Daily Reading 20200519

Multimodal Unsupervised Image-to-Image Translation

posted on: CVPR2019

In this paper, they try to solve image completion in a pluralistic way. That is, given a masked input, the model could generate multiple and diverse plausible outputs, which is quite different to previous methods that could only generate one output. To have a distribution to sample foreground from, they combined CVAE and instance blind and explained why using them directly is infeasible: CVAE learns low variance prior and instance blind is unstable. Therefore, they propose the network with two parallel training paths: 1) reconstruction path is similar as instance blind, trying to reconstruct the original image and get smooth prior distribution of missing foreground. 2) generative path predicts the latent prior distribution for the missing regions conditioned on the visible pixels. During testing, only generative model would be used to infer outputs. The network is based on LS-GAN. For the loss function, they used distribution regularization (KL divergence), appearance matching loss (for rec path, it’s used on the whole image, while for gen path, it’s used on missing foreground only), and adversarial loss.

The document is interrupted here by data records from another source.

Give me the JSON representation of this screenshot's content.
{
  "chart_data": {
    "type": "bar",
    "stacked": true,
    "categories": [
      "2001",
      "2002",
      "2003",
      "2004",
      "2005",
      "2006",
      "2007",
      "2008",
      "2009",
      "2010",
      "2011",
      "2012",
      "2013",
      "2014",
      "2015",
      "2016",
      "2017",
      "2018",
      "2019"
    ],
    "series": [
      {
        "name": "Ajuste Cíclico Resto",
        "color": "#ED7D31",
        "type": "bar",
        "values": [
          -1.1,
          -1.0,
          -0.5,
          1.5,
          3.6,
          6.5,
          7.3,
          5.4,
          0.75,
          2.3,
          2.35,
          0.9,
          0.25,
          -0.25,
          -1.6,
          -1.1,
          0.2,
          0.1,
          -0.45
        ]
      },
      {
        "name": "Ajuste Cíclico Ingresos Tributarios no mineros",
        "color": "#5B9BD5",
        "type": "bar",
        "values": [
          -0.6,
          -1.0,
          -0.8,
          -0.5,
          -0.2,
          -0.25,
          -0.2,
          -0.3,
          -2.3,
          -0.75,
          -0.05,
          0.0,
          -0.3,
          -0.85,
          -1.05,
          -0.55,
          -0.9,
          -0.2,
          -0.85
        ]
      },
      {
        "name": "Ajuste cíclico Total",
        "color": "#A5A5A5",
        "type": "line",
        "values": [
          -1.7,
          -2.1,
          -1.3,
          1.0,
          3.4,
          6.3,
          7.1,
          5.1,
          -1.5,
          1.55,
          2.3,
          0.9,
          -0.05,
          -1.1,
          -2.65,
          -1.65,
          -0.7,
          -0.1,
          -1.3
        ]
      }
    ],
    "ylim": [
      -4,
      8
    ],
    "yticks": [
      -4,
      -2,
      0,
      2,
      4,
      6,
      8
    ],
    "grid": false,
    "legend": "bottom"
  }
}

Note that they also present short+long term attention layer, a combination of self-attention layer and contextual flow. Short term attention is placed within decoder to harness distant spatial context. Long term attention is placed between encoder and decoder to capture the feature-feature context.

Pros:

  1. The mathematical derivation and explanation is clear and full (though I don’t understand some of them)

  2. From one-to-one to multi-model/one-to-many is the trend in image-to-image translation and image inpaiting.

  3. The short+long attention layer is a good way to attend to the finer-grained features in the encoder or the more semantically generative features in the decoder.